December 2, 2009
Paparazzi Cry `No Fair' as N.Y.C Tightens Access to Film Shoots
Dec. 2 (Bloomberg) -- When paparazzo Steve Sands arrived at the Coney Island set of Will Ferrell’s movie “The Other Guys” in mid-November, he caught a break. That day they were filming New York Yankee Derek Jeter in a cameo.
Sands got shots that he sold to the celebrity magazine InTouch, among other outlets, and notched what he called a handsome payday.
A 30-year veteran of the camera ambush, Sands worries that those opportunities, gleaned from regular visits to New York City’s Mayor’s Office of Film, Theatre and Broadcasting, will disappear since New York City ended its weekly Wednesday public viewing of film-shoot permits yesterday. Mayor Michael Bloomberg is the founder and majority owner of Bloomberg News parent Bloomberg LP.
The permits contained information on filming locations for movies and television shows. The movies “Precious” and “It’s Complicated,” which stars Meryl Streep and Alec Baldwin, were shot in New York City. The TV shows “30 Rock,” “Gossip Girls,” “The Good Wife,” “Ugly Betty” and “White Collar” also use city locations.
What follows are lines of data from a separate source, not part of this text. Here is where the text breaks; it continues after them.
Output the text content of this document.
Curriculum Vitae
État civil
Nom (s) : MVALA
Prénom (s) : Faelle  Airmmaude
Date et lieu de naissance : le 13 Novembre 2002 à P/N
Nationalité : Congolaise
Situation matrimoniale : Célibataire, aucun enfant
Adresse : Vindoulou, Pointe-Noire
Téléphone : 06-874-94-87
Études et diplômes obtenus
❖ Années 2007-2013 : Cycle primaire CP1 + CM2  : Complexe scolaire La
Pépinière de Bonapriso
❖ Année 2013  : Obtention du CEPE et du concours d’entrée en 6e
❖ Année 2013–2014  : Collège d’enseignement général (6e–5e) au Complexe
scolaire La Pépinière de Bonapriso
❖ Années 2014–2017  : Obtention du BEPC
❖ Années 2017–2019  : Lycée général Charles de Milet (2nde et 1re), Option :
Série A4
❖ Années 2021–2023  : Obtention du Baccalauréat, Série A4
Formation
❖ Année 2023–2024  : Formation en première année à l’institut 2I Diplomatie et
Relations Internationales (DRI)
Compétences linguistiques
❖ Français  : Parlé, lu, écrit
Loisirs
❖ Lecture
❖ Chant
“There are so many projects in New York, so that’s why you go to the mayor’s office,” said Sands, who sported the paparazzo’s typical unshaven face and disheveled hair. “Now the city is going to make it hard for us to find this information. They’re taking away our rights.”
Requests to view the film-shoot permits now have to be made by mail or e-mail through New York State’s Freedom of Information Law.
“We’re looking to try to have a system to get back to people within a week,” said Marybeth Ihle, a city spokeswoman.
Stolen Documents
The city decided to end the public viewings because of space constraints and reports of stolen documents, Ihle said. The system had been in place for longer than anyone at the film office could recall, Ihle said. The best estimate was more than 15 years.
To Chris Doherty, president of INF, a New York-based celebrity-photo agency, the decision is an attack on the paparazzi and an effort to cull favor with the film and TV industry that Ihle said contributes about $5 billion a year to the city’s economy.
“There are suggestions that the film industry is getting annoyed with the number of people showing up at these shoots,” Doherty said. “But these are public records that help us to do our job.” Ihle denied that outside pressure prompted the change.
To be sure, the advent of Twitter Inc., Facebook Inc. and Web sites such as OnLocationVacations.com, dedicated to tracking film shoots and celebrity whereabouts, has made once-elusive information almost commonplace, Doherty said. Still, the film office is a dependable source for leads, he said.
‘Catch-22 Situation’
Doherty, whose agency employs about 30 people in New York and Los Angeles, said he was wary about the Freedom of Information process because of the potential for long waits and because it largely requires photographers to know what they’re looking for.
“If we don’t know the document exists, how can we ask for it? It’s a Catch-22 situation,” he said.
Norman Siegel, a civil-rights lawyer, said the decision appeared to favor one set of New Yorkers and even non-New Yorkers (TV and movie people) over another (paparazzi and not- so-famous actors who use the listings to seek walk-on leads.)
“The fact that the city has been doing this for so long says that at one point they thought this was something they should do,” Siegel said. “It’s possible the city can do what it’s doing legally but whether it should be doing it is another issue.”
Crowd Control
James Devaney, 32, has placed his photos of Angelina Jolie, Katie Holmes and others in People and Star magazines and the New York Post newspaper. Besides checking the permits, he has gotten tips from film-production people and even public-relations agents. Celebrities often want the publicity afforded by the paparazzi, he said. Still, he’s torn about the city’s change in policy.
“What the city is doing isn’t right,” said Devaney, who has been photographing celebrities for 12 years. “Then again, film shoots have gotten really crowded, so I kind of wondered why it took so long for them to do this.”
Sam Dickerson, a photo editor at Splash News & Picture Agency, said it’s common to find 10 to 12 people waiting to get into the permit office. The city allows just two people at a time to view the documents, and only for 30 minutes.
“People are going to have to lean a lot heavier on blogs and Twitter and sightings than just going down to the permit office,” said Dickerson, whose agency’s photos adorned the Nov. 15 cover of the New York Times’s Sunday Styles section.
As he has done for years, Sands went down to the city’s film office on Broadway in mid-November a week after the new permit viewing process was announced. For a half-hour he leafed through a stack of the green onion-paper documents before being told his time was up.
“The film office can be a good place but there are just too many photographers, Web sites and paparazzi agencies now,” Sands said. “They killed the golden goose.”